Iceland–India relations
- Iceland: India

= Iceland–India relations =

Iceland–India relations are the bilateral relations between Iceland and India. Historically, these relations have been friendly but lacked substantive content. Iceland and India established diplomatic relations in 1972. At that time the embassy of Iceland in London, United Kingdom was accredited to India and the embassy of India in Oslo, Norway, was accredited to Iceland. Embassies were established in New Delhi in 2005 and in Reykjavík in 2006.

== History ==
Iceland and India established diplomatic relations in 1975. The embassy of Iceland in London, United Kingdom was accredited to India and the embassy of India in Oslo, Norway, was accredited to Iceland. However, it was only after 2005 that the two countries began to strengthen their diplomatic and economic relationships. In 2005, President of Iceland Ólafur Ragnar Grímsson made the first visit by an Icelandic President to India. During the visit, Iceland pledged support for India's candidature for a permanent seat at the United Nation Security Council, thus becoming the first Nordic country to do so. This was followed by an official visit by the President of India A. P. J. Abdul Kalam to Iceland in May 2005. Following this a new embassy of Iceland was opened in New Delhi on 12 February 2006. Soon, an Indian Navy team visited Iceland on friendly mission. Gunnar Pálsson is the incumbent ambassador of Iceland to India. India appointed S. Swaminathan as the first resident ambassador to Iceland in March 2008.

== Economic relations ==

India Iceland Trade (in US $ millions)
| Year | Export from Iceland to India | Export from India to Iceland |
|---|---|---|
| 2001 | 0.46 | 13.01 |
| 2002 | 0.47 | 27.19 |
| 2003 | 0.76 | 23.08 |
| 2004 | 0.89 | 16.10 |
| 2005 | 1.14 | 18.95 |

Iceland exported goods to India amounting to US $1.14 million in 2007. The main item of export were fish products, primarily cod, amounting to 77% of the total exports. Other items included industrial goods and medical products. India exported US$18.95 million worth of goods to Iceland in the same year, in which consumer goods were the largest with 52.5% of total exports, followed by raw materials at 37.8%. The trade between the two countries is still considered limited, but with growth potential.

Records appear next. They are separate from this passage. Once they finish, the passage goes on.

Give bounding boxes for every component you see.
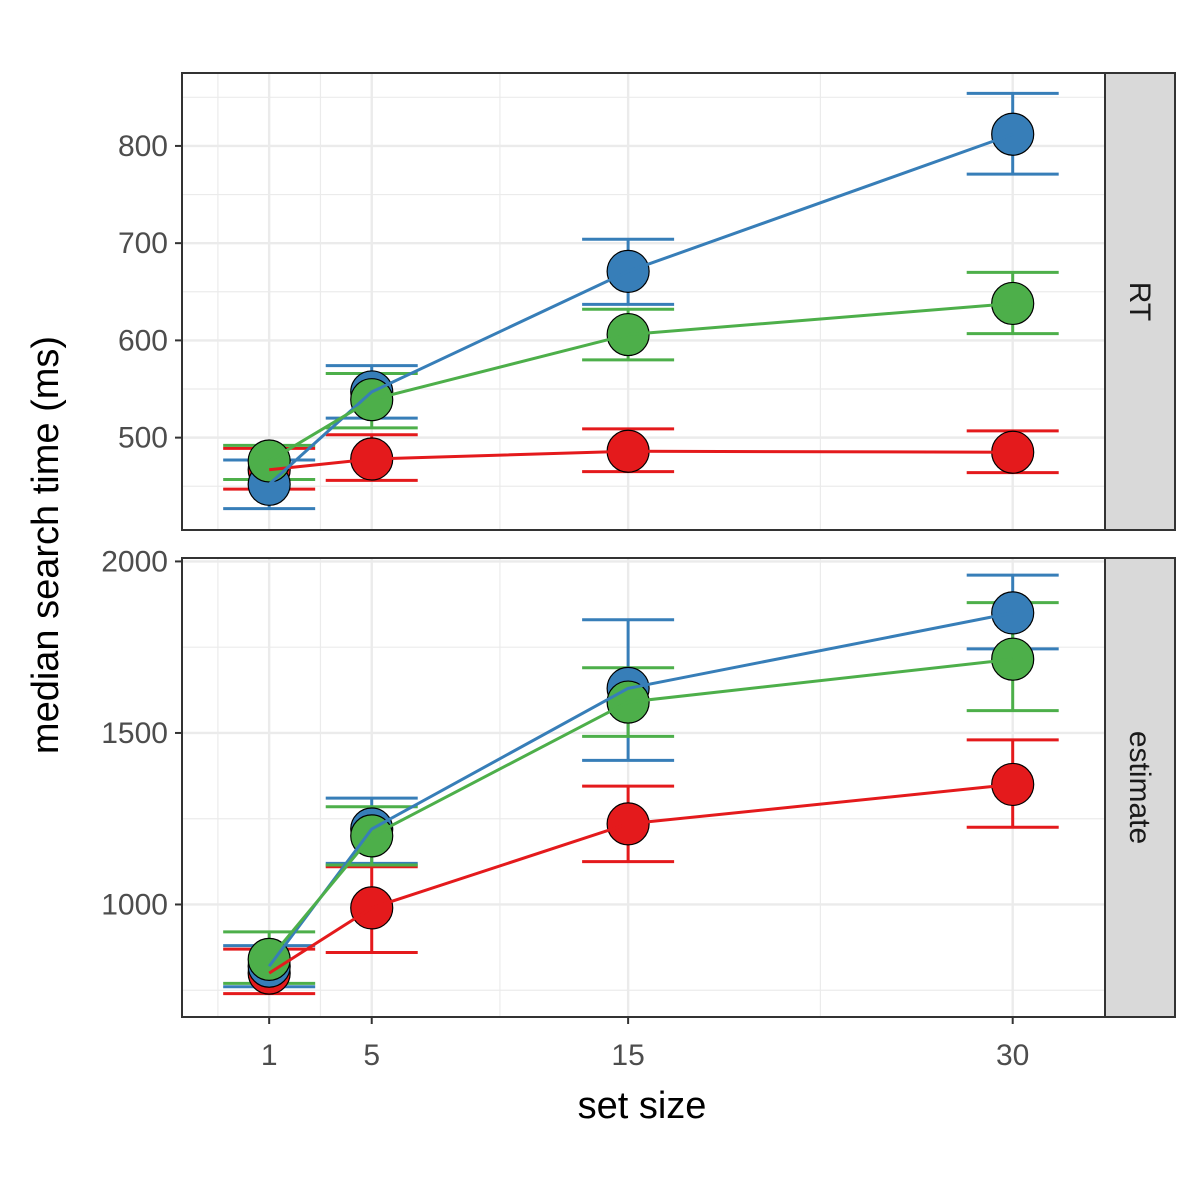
y-tick-label: 700 [118,227,168,260]
series-line [269,449,1013,472]
x-tick-label: 1 [261,1039,278,1072]
y-tick-label: 1000 [101,888,168,921]
y-tick-label: 800 [118,130,168,163]
series-line [268,657,1013,961]
x-axis: 1 5 15 30 [261,1017,1029,1072]
facet-strip [1104,72,1176,531]
panel-0: 500 600 700 800 RT [118,72,1176,531]
facet-strip [1104,557,1176,1018]
facet-strip-label: RT [1123,282,1156,321]
y-tick-label: 1500 [101,717,168,750]
plot-area [223,573,1059,996]
panels-layer: 500 600 700 800 RT 1000 1500 2000 estimate [101,72,1176,1018]
y-tick-label: 2000 [101,545,168,578]
facet-strip-label: estimate [1123,731,1156,844]
y-axis-title: median search time (ms) [25,336,67,754]
plot-area [223,91,1059,511]
x-tick-label: 30 [996,1039,1029,1072]
x-tick-label: 15 [611,1039,644,1072]
y-tick-label: 500 [118,422,168,455]
series-line [268,132,1014,486]
series-line [268,782,1013,975]
y-tick-label: 600 [118,324,168,357]
series-line [268,301,1013,463]
x-tick-label: 5 [363,1039,380,1072]
x-axis-title: set size [578,1085,707,1127]
panel-1: 1000 1500 2000 estimate [101,545,1176,1018]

By 2007, total bilateral trade was US$26.7 million of which imports from India were US$25.1 million and exports to India were US$1.6 million.

==Agreements==
India and Iceland signed a Double Taxation Avoidance Agreement to strengthen the ties of economic cooperation. The treaty covers the taxes of income, dividends, interest, royalties and fees for technical services and stipulates that the rate of tax in the country where the income was made must not be higher than 10%. The two countries also signed a Memorandum of Understanding (MoU) for co-operation in the renewable energy sector. Iceland and India cooperate in hydrogen cells and fuel cells under the forum of International Partnership for Hydrogen Economy.

Both countries have also signed a MoU for studies of anomalies ahead of earthquakes. In 2007, both states also signed an MoU on Sustainable Fisheries Development and a Bilateral Investment Protection Agreement.